The central bank warned in June of tighter monetary conditions on account of slowed economic growth between 4.5 percent and five percent this year, lower than previous projections of 5.5 percent to six percent growth rate, on account of weaker external demand coupled with surging economic prices and the resultant high domestic inflation.
The Uganda Revenue Authority said revenue collection is improving despite the despair of slow economic growth and soaring debt. The parliamentary Committee on National Economy, which scrutinizes the Executive’s loan requests, will be starting today look into the request to borrow Shs1.7 trillion from local banks, which has remained a matter of concern for it leaves out the public sector.
For the past nine months Dr Atingi-Ago, as acting governor and working closely with the cash-strapped Treasury, has attempted to steady the central bank ship rocked by this macroeconomic turbulence locally amid a global economic downturn.

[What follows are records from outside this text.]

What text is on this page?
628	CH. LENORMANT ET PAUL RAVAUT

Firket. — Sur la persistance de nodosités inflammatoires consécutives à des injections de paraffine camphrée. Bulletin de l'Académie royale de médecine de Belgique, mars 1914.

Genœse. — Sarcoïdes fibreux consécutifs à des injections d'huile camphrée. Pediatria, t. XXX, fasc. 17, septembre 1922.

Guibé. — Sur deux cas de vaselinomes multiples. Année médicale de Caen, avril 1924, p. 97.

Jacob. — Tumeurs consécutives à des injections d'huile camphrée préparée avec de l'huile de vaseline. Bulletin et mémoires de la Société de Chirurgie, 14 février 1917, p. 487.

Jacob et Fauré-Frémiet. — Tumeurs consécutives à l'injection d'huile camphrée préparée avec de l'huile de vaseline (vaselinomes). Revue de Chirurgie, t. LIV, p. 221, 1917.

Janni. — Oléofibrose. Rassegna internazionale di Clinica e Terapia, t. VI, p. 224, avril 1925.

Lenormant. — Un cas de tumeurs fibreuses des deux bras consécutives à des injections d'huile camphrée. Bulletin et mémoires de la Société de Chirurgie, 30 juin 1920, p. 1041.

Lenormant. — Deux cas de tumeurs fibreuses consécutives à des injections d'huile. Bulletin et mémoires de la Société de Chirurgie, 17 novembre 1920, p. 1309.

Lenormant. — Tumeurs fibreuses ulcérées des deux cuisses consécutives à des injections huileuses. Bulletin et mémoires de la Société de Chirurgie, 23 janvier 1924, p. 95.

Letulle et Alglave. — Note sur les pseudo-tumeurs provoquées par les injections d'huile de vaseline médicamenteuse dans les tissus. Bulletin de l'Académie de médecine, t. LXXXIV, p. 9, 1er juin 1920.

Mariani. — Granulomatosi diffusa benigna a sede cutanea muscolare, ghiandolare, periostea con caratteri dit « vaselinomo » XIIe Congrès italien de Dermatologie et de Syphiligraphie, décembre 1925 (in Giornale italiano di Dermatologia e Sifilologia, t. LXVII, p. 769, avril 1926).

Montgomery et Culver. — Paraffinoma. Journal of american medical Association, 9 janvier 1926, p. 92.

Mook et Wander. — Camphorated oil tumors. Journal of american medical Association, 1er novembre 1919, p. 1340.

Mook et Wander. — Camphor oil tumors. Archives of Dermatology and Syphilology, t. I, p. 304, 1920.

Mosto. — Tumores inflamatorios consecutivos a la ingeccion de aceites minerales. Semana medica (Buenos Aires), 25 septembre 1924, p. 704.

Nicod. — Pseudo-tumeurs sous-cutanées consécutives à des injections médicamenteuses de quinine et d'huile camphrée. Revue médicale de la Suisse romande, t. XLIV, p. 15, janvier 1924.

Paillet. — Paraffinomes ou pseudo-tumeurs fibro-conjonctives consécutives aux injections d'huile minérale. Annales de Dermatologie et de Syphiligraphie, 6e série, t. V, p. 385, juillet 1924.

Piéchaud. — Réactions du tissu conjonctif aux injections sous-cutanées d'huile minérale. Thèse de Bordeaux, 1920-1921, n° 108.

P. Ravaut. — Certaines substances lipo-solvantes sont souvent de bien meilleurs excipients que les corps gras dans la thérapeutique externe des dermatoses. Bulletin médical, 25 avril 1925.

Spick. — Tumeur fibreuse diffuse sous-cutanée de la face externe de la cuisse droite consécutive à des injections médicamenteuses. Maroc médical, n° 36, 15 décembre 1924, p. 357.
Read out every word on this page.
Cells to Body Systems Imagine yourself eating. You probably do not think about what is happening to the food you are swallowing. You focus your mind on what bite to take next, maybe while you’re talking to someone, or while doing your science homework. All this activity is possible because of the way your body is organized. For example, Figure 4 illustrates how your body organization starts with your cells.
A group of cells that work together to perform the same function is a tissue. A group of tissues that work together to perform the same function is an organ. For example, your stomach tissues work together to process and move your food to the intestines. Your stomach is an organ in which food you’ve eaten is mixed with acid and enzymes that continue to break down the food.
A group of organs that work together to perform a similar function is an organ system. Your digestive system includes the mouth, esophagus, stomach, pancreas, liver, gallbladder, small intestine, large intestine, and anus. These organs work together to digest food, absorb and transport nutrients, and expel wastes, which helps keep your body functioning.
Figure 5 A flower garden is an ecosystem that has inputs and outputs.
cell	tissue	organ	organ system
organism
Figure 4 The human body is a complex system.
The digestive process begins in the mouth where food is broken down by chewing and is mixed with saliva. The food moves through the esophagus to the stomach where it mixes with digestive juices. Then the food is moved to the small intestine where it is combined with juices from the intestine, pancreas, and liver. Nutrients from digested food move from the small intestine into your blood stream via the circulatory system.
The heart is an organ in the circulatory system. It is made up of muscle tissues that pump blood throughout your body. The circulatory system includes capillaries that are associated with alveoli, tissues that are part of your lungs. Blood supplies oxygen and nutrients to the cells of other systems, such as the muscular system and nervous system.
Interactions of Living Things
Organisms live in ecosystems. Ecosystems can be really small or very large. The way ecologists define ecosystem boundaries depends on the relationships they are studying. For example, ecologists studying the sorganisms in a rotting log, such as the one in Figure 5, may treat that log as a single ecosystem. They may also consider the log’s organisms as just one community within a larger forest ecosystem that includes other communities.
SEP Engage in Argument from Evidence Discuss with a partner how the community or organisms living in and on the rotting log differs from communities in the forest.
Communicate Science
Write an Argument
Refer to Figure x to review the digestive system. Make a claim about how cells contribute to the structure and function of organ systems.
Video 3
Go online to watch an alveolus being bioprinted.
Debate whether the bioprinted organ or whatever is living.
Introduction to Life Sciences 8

During the first quarter of the current financial year, the government struggled to find the cash to meet many of its statutory obligations including payment of civil servants on its payroll. The position improved slightly during the second quarter releases, but the government is not yet out of the woods.
Sources also hinted on two possibilities of either elevating Dr Atingi-Ago as substantive governor and a new deputy appointed or appointing a new governor. Dr Atingi-Ego was named in the position three months after the exit of Dr Louis Kasekende who had served out his two terms of five years contract.
While it is difficult to say who will be appointed to head the central bank, one of the known facts is that any probable candidate has to be well-regarded by the Bretton Woods institutions—the World Bank and the International Monetary Fund.